Si no se utiiza invernadero debemos estar atentos igualemente con la orientación de las hojas, prestando mucha atención a que las hojas no decaigan por falta de agua y rociándolas con agua cuando eso ocurra. Normalmente el enraizamiento sin invernadero es más difícil al principio, se suelen tener bajas y se debe rociar las hojas muchas veces al día durante los primeros 3 días. En invernaderos no hay que rociar nunca con agua, ya que habría un exceso de agua en las hojas, acabando por coger hongos.

-Iluminación necesaria: Para interior lo mejor es un par de florescentes grolux de 37watios cada uno (1.20m de longitud), aunque se pueden utilizar más cortos si el espacio es reducido. En exterior escogeremos una zona con bastante sombra, sin necesidad de luz artificial, y trasladando los esquejes progresivamente hacia zonas con más luz a medida que lo vayan permitiendo, si las hojas no desfallecen. En cultivos de interior es necesario ajustar el fotoperiodo de la iluminación para esquejes exactamente igual que el fotoperiodo utilizado para la zona de crecimiento, para evitar desfases cuando el esqueje sea trasladado a la zona de crecimiento. Si el fotoperiodo cambia de una zona a otra, existen variedades muy sensibles a pequeños cambios de fotoperiodo que pueden inducir a revegetaciones indeseadas.

– Cuando hayan pasado 3 días más o menos se destapa el invernadero parcialmente para aumentar la ventilación, y así acostumbrar a los esquejes a una menor humedad.  Si los esquejes siguen desfallecidos al día siguiente es que pueden haber contraído un hongo en el tallo, en ese caso se comprueba el tallo de un esqueje para asegurar. A veces se infecta algún esqueje, pero si se infectan todos es que ha habido un exceso de humedad o que la cuchilla no estaba limpia.

-Cada día se debe comprobar la humedad del substrato, y no permitir que se seque, regando con previsión. Lo ideal es mantener una humedad intermedia del sustrato, y no saturarlo de agua, sobre todo si la temperatura es baja.

-En un periodo de 10 a 15 días los esquejes habrán enraizado, aunque a veces enraízan en tan solo siete días. Lo sabremos porque las raíces asomarán por fuera de la lana de roca o por debajo de la maceta. El tiempo de enraizado depende muchas veces del tipo de hormona utilizado, por lo que conviene probar varias marcas para comprobar las que nos son más efectivas.

-Si en 15 días los esquejes aún no han mostrado sus raíces, y son incapaces de aguantar sin invernadero y además se ponen amarillas las hojas, quiere decir que el invernadero se ha infectado con hongos en las hojas, o en el tallo, que puede haberse podrido

-Si el esqueje inicial procede de una planta en floración, el periodo de enraizamiento se puede alargar hasta 30 días, dependiendo de la cantidad de flor que haya. Una vez enraizado, el esqueje pasará a la fase de revegetación.

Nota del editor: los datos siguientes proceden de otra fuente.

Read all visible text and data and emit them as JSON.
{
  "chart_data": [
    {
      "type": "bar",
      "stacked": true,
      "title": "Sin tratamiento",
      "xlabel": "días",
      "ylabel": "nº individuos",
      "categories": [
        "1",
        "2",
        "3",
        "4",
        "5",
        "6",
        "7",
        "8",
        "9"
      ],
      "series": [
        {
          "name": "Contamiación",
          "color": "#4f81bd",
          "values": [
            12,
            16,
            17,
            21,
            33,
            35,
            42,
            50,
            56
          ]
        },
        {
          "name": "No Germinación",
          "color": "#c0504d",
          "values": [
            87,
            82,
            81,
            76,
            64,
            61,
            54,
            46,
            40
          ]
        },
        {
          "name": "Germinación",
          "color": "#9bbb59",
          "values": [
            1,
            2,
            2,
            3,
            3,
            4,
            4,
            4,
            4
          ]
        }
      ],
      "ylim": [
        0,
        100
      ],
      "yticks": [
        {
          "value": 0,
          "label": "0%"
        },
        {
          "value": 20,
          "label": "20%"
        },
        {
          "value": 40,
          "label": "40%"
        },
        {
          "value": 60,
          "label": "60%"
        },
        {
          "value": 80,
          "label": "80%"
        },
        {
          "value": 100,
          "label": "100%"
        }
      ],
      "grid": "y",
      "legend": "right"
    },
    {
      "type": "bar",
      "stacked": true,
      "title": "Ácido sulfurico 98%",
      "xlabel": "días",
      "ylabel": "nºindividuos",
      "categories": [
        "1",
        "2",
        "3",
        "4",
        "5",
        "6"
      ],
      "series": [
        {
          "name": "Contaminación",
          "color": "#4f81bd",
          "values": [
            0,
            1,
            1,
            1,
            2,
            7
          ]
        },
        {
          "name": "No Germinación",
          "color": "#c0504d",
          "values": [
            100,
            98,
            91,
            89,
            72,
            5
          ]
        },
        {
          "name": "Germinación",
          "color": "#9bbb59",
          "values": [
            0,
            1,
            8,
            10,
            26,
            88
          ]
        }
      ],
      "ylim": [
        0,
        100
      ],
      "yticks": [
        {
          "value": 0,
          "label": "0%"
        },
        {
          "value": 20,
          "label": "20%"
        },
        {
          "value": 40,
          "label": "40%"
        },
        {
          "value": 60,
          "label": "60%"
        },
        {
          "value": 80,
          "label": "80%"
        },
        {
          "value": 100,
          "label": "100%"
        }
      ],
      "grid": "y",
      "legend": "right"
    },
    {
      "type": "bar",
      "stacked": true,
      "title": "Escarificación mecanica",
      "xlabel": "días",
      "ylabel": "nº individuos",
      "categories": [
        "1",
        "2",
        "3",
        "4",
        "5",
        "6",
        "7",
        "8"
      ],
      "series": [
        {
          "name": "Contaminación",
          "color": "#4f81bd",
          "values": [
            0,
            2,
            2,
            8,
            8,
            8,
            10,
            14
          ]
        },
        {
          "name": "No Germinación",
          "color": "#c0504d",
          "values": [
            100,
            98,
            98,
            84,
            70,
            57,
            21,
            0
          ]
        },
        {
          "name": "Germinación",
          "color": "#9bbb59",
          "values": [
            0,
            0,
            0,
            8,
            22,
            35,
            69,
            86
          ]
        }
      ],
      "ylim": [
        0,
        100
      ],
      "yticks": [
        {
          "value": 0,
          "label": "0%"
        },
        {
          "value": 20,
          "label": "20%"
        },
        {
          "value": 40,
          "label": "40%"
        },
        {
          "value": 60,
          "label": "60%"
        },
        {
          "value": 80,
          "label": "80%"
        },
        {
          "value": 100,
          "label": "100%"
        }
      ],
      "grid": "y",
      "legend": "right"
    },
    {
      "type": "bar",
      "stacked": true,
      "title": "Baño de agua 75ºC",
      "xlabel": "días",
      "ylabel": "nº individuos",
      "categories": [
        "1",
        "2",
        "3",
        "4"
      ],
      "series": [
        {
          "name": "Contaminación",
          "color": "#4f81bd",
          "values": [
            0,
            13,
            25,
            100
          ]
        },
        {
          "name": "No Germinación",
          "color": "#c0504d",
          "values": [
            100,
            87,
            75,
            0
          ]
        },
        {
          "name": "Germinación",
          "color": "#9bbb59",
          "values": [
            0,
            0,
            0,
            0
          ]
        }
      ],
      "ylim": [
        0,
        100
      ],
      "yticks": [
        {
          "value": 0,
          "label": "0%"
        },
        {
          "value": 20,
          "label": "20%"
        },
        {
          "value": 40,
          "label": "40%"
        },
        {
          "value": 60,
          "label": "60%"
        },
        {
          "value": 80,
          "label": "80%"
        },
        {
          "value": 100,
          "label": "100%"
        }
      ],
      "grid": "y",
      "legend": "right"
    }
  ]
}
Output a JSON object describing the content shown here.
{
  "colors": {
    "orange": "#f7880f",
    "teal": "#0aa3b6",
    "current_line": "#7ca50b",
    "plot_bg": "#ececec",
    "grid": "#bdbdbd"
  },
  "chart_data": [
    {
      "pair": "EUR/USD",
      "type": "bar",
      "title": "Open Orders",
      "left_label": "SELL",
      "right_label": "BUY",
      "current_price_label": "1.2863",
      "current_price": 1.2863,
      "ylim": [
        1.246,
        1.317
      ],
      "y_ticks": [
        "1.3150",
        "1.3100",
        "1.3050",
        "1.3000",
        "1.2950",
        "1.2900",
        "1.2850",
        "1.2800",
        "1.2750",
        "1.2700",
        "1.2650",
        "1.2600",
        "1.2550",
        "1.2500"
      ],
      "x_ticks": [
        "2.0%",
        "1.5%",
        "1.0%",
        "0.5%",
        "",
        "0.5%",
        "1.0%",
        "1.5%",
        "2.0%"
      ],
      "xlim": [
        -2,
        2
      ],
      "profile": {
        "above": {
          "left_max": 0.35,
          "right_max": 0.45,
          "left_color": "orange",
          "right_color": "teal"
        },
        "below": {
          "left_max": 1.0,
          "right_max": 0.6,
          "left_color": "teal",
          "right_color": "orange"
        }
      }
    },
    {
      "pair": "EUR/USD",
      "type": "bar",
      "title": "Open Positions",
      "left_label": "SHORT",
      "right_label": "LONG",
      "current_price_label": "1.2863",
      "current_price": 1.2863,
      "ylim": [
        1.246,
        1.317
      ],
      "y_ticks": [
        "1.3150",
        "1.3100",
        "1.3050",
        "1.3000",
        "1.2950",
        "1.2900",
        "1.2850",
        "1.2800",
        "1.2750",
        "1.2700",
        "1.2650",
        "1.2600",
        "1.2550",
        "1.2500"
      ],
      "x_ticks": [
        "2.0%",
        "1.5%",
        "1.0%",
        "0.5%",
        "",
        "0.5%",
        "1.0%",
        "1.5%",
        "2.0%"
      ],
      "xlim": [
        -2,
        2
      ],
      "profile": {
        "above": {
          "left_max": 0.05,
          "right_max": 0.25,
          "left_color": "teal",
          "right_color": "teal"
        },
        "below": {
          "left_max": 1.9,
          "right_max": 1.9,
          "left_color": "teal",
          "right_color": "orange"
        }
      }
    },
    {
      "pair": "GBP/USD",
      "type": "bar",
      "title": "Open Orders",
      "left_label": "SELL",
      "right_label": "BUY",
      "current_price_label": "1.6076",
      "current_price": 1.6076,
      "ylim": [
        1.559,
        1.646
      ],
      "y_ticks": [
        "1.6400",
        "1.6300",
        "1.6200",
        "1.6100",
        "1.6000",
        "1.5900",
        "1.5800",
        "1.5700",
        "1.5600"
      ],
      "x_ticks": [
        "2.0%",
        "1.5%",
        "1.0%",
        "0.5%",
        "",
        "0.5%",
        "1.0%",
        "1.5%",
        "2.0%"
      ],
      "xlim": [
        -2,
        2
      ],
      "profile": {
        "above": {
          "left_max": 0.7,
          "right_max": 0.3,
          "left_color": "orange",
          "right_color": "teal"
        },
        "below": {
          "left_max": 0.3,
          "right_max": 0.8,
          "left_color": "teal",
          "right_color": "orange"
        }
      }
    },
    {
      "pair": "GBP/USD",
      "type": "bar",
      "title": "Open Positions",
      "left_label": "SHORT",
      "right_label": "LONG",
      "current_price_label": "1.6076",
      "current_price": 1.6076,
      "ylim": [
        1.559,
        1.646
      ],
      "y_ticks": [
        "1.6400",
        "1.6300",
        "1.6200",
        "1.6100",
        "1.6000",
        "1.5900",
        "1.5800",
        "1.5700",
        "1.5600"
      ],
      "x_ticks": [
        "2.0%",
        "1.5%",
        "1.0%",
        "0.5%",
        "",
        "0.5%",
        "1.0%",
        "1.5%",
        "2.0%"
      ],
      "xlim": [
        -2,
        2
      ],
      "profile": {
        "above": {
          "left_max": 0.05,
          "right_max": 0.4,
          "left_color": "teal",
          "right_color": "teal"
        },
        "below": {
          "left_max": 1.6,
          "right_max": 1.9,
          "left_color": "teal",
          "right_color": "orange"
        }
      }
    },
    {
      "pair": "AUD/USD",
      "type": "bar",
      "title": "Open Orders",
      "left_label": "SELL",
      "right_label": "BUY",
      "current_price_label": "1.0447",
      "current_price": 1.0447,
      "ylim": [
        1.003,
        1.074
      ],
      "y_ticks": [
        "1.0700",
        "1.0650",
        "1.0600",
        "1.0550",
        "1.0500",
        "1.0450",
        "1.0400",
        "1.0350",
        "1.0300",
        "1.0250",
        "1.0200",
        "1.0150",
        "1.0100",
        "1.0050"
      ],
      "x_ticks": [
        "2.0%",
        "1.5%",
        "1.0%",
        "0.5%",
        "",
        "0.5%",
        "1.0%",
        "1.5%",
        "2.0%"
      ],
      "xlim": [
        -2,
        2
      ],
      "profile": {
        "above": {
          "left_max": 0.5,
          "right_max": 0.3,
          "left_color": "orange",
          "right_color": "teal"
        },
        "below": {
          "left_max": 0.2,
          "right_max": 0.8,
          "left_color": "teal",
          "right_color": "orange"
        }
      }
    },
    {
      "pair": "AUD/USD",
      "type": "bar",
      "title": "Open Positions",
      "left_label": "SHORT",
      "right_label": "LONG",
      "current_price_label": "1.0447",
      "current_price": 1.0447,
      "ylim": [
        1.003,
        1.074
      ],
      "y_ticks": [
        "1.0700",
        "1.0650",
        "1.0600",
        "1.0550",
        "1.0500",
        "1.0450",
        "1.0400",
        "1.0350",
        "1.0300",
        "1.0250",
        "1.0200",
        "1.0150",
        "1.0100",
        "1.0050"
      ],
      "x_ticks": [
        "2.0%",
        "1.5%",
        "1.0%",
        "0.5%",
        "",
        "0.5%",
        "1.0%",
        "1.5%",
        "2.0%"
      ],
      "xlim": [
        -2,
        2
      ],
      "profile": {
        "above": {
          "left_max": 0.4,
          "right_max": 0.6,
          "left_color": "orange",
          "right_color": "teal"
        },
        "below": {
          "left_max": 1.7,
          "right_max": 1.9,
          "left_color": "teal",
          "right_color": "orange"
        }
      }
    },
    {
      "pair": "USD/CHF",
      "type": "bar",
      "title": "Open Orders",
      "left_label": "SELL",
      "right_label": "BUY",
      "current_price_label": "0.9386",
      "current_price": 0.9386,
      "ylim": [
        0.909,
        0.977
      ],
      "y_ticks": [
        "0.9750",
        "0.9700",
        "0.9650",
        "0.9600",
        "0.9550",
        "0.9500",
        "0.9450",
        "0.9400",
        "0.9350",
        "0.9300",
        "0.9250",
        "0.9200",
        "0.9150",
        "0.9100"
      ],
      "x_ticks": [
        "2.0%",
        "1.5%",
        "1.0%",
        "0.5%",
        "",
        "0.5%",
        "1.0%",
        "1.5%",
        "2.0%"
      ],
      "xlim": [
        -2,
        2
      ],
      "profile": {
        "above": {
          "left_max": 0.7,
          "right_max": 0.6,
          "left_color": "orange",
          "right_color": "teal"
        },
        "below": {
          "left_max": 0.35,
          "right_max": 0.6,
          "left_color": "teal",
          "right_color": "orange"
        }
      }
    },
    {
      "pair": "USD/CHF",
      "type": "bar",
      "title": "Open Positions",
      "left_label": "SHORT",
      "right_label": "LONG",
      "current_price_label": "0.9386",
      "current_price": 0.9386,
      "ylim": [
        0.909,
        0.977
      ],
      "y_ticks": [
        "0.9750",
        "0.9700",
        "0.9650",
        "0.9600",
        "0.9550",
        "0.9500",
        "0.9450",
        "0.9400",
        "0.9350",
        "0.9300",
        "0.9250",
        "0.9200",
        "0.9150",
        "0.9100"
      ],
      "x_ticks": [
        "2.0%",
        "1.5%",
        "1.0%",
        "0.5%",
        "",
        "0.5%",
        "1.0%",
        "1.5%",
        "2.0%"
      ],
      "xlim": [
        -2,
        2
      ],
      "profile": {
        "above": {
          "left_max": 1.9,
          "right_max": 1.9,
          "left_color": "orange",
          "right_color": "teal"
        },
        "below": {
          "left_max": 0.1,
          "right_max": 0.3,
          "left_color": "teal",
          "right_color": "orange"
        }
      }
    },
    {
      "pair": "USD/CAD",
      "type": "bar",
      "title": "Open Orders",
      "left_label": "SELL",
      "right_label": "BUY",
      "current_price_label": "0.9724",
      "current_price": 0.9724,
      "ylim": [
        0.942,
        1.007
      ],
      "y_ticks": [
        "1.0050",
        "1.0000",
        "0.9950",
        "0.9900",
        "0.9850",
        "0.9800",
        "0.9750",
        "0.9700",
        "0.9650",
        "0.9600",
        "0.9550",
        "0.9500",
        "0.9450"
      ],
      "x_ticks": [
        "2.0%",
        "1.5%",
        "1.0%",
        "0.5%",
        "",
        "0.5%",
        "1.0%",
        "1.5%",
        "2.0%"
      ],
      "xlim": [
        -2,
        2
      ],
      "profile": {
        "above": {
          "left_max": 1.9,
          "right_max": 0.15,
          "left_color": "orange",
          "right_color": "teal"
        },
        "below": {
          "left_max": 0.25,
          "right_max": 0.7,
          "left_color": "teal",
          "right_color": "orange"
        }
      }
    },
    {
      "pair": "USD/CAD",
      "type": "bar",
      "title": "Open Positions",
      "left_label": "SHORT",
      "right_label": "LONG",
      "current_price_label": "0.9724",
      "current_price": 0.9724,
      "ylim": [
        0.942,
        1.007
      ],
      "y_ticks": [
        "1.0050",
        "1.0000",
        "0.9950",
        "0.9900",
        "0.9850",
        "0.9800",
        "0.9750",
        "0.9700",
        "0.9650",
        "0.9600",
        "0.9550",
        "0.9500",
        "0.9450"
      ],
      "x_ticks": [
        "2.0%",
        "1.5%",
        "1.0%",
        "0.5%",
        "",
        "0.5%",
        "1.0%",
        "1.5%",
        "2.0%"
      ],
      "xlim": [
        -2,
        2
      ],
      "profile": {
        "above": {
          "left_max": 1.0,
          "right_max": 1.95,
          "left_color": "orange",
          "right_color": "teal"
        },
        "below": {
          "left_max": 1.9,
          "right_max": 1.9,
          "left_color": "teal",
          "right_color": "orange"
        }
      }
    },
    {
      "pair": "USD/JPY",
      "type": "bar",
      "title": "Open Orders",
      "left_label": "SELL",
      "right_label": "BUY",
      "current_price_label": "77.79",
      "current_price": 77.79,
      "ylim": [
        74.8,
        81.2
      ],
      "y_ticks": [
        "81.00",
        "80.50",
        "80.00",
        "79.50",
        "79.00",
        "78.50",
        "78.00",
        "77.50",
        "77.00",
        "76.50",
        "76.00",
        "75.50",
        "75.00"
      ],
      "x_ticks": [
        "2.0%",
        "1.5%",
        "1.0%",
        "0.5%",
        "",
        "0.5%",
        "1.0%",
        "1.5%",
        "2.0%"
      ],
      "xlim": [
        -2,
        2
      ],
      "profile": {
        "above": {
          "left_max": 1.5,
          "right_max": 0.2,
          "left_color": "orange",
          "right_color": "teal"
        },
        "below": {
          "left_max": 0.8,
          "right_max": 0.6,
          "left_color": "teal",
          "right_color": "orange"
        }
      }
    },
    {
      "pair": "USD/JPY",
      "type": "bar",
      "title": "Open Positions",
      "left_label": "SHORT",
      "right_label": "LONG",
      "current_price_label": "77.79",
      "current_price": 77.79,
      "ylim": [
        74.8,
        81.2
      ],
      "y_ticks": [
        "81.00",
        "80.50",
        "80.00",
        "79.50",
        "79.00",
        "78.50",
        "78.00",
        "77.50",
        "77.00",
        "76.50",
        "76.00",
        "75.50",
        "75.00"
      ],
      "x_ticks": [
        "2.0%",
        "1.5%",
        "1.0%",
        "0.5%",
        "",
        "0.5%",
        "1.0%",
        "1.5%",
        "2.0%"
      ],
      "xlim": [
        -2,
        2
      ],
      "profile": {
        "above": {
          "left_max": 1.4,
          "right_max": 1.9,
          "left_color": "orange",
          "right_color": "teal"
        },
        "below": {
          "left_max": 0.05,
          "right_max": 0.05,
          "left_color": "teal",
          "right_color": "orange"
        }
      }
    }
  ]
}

– Después de haber enraizado esquejes en el invernadero conviene realizar una limpieza con lejía, por lo menos si algunos esquejes han contraído alguna enfermedad, o se ha utilizado tierra como medio de sustrato, que deja más suciedad.

-Una vez el esqueje ha enraizado, prosigue el estado de crecimiento en estado adulto. Si se respeta correctamente el fotoperiodo de crecimiento y enraizamiento, siendo estos iguales, ningún esqueje revegetará. En tal caso podremos hacer crecer el esqueje unos días y tenerlo listo para floración (opción muy utilizada en el cultivo profesional dedicado a la alta producción). La opción más común es utilizar el esqueje para hacerlo crecer medio metro y poder sacar más esquejes, pudiendo mantener la especie, y sinó pasando la planta a floración. Es más fácil sacar buenos cogollos de una planta grande que de muchas plantas pequeñas.